Je suis nostalgique quand je retombe il y a quelques jours sur mes affaires de jeunesse en faisant le tri pour un vide-grenier. Je me revois, sourcils beaucoup trop épilés et jeans beaucoup trop délavés en train d’écouter du Ben Harper en pensant aux épreuves du bac, je retrouve de vieilles poupées moches mais s’en séparer reviendrait à gommer une tranche de vie, alors on les garde en se disant qu’il y aura bien des enfants dans cette maison pour vouloir jouer avec un jour. On sait, pourtant, qu’il n’y a aucune chance pour que cela arrive. Parce que des enfants il y en aura, mais pour jouer ils se défieront sur Tik Tok, se livrant à des chorégraphies gênantes en chantant du Wejdene. Sachez que cette perspective (qui est relativement actuelle en réalité) place la ligature des trompes en tête de ma to do list. Les poupées continueront, elles, de s’éteindre doucement sous des couches de poussière en emportant nos souvenirs.

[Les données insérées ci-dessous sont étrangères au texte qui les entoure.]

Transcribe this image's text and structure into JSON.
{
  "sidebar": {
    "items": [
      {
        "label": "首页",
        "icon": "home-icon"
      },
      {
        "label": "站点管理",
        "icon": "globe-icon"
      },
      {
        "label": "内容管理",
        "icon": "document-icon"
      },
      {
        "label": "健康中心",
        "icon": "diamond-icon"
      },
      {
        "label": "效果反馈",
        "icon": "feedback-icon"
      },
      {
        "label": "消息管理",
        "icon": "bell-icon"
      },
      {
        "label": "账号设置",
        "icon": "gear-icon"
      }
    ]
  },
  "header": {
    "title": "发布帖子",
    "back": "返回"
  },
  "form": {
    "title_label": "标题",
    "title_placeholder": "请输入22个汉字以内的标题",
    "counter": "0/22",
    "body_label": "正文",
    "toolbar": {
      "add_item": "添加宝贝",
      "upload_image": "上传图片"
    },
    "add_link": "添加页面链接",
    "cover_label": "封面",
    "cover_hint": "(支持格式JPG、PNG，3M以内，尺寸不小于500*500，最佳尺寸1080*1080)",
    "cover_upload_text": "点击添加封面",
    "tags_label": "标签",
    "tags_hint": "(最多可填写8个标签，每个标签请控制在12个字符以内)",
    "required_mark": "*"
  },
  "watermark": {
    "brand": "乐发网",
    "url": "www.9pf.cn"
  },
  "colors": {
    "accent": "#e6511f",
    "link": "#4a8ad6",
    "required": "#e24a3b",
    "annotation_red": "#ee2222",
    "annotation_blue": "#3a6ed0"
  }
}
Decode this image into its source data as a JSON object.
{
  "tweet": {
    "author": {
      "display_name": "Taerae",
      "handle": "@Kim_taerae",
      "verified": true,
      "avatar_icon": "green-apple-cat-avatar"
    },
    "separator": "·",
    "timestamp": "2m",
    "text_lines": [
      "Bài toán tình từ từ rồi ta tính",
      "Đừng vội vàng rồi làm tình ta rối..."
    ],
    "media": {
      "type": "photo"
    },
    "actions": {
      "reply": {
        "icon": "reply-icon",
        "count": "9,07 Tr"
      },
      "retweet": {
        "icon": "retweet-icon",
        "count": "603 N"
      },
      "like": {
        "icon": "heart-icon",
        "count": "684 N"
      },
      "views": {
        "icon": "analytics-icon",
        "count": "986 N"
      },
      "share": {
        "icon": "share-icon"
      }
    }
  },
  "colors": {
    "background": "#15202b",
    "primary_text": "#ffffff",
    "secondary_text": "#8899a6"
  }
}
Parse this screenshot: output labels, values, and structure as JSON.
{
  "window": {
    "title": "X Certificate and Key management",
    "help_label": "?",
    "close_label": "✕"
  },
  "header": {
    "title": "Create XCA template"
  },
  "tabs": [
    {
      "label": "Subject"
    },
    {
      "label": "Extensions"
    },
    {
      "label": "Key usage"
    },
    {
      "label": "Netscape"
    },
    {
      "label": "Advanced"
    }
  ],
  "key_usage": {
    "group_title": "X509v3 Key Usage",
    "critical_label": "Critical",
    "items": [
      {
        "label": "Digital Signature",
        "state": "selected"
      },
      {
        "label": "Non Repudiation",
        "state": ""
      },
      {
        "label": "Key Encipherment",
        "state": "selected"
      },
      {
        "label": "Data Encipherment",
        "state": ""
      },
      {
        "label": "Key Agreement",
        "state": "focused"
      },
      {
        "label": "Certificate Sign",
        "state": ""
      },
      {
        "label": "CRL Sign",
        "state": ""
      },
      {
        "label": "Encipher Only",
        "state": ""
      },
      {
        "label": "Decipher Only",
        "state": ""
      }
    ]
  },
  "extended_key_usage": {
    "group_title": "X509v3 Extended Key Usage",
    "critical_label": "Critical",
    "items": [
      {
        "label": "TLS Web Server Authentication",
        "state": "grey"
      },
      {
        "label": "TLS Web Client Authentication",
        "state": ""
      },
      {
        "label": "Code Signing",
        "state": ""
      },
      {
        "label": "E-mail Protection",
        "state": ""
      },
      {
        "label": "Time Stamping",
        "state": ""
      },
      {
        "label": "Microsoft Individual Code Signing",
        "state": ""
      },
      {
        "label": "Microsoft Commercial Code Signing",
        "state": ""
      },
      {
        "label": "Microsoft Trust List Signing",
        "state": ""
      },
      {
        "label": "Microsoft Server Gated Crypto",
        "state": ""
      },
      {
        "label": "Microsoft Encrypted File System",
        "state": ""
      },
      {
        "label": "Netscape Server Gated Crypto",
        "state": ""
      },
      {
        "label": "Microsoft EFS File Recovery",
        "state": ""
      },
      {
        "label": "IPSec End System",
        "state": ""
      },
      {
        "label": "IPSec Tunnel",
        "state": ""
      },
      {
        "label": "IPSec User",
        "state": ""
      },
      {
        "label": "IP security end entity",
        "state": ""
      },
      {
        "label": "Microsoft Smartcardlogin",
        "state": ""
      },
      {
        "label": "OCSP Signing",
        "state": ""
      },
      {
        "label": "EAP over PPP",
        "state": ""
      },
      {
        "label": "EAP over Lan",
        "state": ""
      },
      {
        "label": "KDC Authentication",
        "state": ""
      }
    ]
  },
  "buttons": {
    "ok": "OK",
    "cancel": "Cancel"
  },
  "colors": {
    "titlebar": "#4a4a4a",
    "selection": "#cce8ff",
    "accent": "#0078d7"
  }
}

Je suis nostalgique des années d’insouciance, de la petite enfance, quand on se moquait bien de savoir ce que les autres pensaient de nous. Quand on mangeait nos crottes de nez (certains adultes le font encore mais ça fera probablement l’objet d’un papier complet plus tard), qu’on pleurait pour ne pas faire la sieste, qu’on jouait six heures avec le même jouet, qu’on disait pestacle, crocrodile et arbustre.

Je suis nostalgique quand je vais rendre visite à ma grand-mère, que je la regarde assise dans son fauteuil électrique à lire le même thriller pour la quatrième fois, attendre son aide-ménagère et nous dire au revoir avec le regard embué.

Je suis nostalgique du corps que j’avais à 20 ans, petite fraicheur qui rentrait dans du 34, n’avait pas encore fait passer un être humain de 4 kg par son vagin et buvait des vodka Redbull 3 soirs par semaine sans penser au lendemain.
HO ÇA VAAAAAA. Je plaisante.

Même si, bon.

Je suis nostalgique quand je caresse le nez de ma fille pour qu’elle s’endorme et que mon esprit s’absente deux minutes de l’enveloppe de mère pour s’abandonner dans les souvenirs du moi petit, l’enfant à qui on caressait aussi le nez, avant.

Je suis nostalgique du temps où la naïveté des croyances, que les psys appellent pensées magiques, arrivait à me convaincre qu’en marchant sur les dalles de carrelage noires mais pas sur les blanches, mes parents vivraient pour toujours.

Je suis nostalgique de l’avant Covid, quand on n’était pas obligé de se poser des questions avant de galocher son voisin de soirée. Quand on pouvait cracher dans les verres juste pour la blague. Quand on pouvait se sucer les doigts après avoir tapé dans le bol de Ben et Nuts.

Je suis nostalgique, déjà, du 13 juillet, quand je suis montée dans le train pour retrouver ma région, ma mère, mon père, ma mer, l’imper, la vanne tombe à l’eau il a fait trop beau cette année. Même ceux qui mettent leur masque sur le front dans le TGV et/ou qui regardent des films sans écouteurs me manquent. Parce que ça n’est pas grave, que rien n’est grave à part ce qui est grave.

Je suis nostalgique, déjà, de mes soirées d’été, à rêver, danser, parler, aimer…

Larousse dit que la nostalgie c’est le mal du pays.
Larusso dit « tu m’oublieras ».

J’aimerais oublier parfois pour ne pas être mélancolique. Mais ce pays, mon pays, là où se bousculent les souvenirs, c’est celui dans lequel j’ai envie d’aller me ressourcer quand le monde devient hostile.
Et en avoir le mal ça veut aussi dire qu’il est si beau que l’on rêve d’y être. Alors je nous souhaite finalement d’avoir le mal du pays quand on arrivera au bout du chemin les gars. Voilà. La bise.

PS : aux personnes malveillantes, aux détracteurs, à ceux qui jugent trop vite, aux âmes toxiques, aux livreurs La Redoute, à Eric Zemmour et aux gens qui voyent et croivent, puisse la photo de ce post vous revenir par flashs pendant votre sommeil.